Friday, January 27, 2017

Feed Me, Feed Me

Medication is good – it makes you feel better and it may control your symptoms.

Medication is bad - since one of the major side effects is weight gain. I know because I have been subjected to incredible food cravings due to what I have been prescribed.

We had a session with the pharmacist, and just for the record, she was about 5' 4" and weighed, at most, 100  pounds. One the main topics she was to speak on was how to avoid weight gain with certain medications. I was enthused. But then her talk was just about increasing exercise, eating healthy, and losing weight. This is when I realized there was a failure to communicate.

Certainly exercise and a healthy diet are good lifestyle choices, however neither of these have anything to do with food cravings. I have found those cravings are evil and all-consuming.  They make candy and sweets call me from the cupboard. I find that carbohydrates whisper "Come hither and eat me now".  My body is constantly in a starvation mode. Unless one has experienced this, one cannot comprehend the pain and agony. Simply telling someone, "Eat Less" is totally ineffective when your body is saying "Feed me, feed me", all the time.

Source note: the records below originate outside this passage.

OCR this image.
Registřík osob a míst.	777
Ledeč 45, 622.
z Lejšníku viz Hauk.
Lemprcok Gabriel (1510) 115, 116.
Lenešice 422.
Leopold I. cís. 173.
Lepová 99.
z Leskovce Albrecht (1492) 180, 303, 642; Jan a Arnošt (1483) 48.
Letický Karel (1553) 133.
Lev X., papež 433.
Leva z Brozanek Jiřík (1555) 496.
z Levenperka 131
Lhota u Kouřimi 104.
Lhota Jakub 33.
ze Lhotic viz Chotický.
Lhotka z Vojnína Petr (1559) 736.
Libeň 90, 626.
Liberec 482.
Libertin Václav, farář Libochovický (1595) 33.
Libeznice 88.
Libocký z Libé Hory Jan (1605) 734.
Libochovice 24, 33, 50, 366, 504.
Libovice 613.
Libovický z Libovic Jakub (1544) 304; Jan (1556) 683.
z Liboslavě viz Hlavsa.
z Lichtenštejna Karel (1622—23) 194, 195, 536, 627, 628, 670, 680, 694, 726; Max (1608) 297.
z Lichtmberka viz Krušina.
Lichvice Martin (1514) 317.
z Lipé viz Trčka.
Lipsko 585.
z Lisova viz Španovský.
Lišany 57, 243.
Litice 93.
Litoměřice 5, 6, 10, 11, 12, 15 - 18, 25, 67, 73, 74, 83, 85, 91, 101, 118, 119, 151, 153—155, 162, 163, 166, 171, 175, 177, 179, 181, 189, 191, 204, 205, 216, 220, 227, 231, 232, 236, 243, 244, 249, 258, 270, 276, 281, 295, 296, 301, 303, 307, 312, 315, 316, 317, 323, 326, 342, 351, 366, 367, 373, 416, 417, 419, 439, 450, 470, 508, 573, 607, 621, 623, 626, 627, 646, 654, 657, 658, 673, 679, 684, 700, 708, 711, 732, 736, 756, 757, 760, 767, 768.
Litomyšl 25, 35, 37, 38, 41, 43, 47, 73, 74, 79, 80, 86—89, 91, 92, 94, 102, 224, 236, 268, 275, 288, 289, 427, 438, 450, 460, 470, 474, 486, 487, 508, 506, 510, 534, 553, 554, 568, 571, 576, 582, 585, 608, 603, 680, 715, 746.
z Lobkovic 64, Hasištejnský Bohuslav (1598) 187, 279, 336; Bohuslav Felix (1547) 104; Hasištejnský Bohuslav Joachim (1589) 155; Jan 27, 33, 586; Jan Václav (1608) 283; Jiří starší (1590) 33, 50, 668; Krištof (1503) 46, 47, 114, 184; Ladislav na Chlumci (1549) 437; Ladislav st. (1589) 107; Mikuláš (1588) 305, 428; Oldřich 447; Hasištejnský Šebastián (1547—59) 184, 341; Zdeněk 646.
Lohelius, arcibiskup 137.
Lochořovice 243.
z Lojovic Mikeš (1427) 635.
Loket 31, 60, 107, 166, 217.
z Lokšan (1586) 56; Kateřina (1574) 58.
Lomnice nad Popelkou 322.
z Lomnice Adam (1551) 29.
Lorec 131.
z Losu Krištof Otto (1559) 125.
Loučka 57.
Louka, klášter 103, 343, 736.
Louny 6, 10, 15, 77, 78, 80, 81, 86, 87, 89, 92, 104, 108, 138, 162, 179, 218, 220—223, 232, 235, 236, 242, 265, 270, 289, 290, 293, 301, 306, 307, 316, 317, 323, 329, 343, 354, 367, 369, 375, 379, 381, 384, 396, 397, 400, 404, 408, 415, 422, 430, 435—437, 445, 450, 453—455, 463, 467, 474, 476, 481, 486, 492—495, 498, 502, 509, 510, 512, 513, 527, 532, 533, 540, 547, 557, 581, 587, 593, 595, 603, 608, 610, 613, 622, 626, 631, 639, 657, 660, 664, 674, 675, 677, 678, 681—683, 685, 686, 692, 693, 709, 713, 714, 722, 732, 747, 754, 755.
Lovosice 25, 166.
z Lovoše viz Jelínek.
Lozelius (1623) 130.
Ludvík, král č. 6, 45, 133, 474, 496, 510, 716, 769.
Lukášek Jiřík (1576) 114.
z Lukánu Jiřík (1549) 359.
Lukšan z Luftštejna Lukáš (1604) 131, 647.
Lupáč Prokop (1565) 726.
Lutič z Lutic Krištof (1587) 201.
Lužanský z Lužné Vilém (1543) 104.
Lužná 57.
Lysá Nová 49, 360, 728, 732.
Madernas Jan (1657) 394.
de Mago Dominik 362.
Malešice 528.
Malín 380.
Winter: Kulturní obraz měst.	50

When I realize a certain medication is causing weight gain I contact my doctor.  My statement is very simple – "If you think I was depressed before the medication, then be aware this medication has caused me to gain weight and now I am just one honey bun away from a death spiral. Therefore I suggest you prescribe something else."

I raised this issue with the Pharmacist. Her response was, "Yes, some medications can cause weight gain."

"But how do we handle that?"

"Like I suggested, more exercise and a better diet." I realized this was going nowhere. Perhaps a more rotund pharmacist who suffers from depression and is on some evil medication would be more sympathetic. If I looked like a waif (as she did) I would not be able to relate to the question either.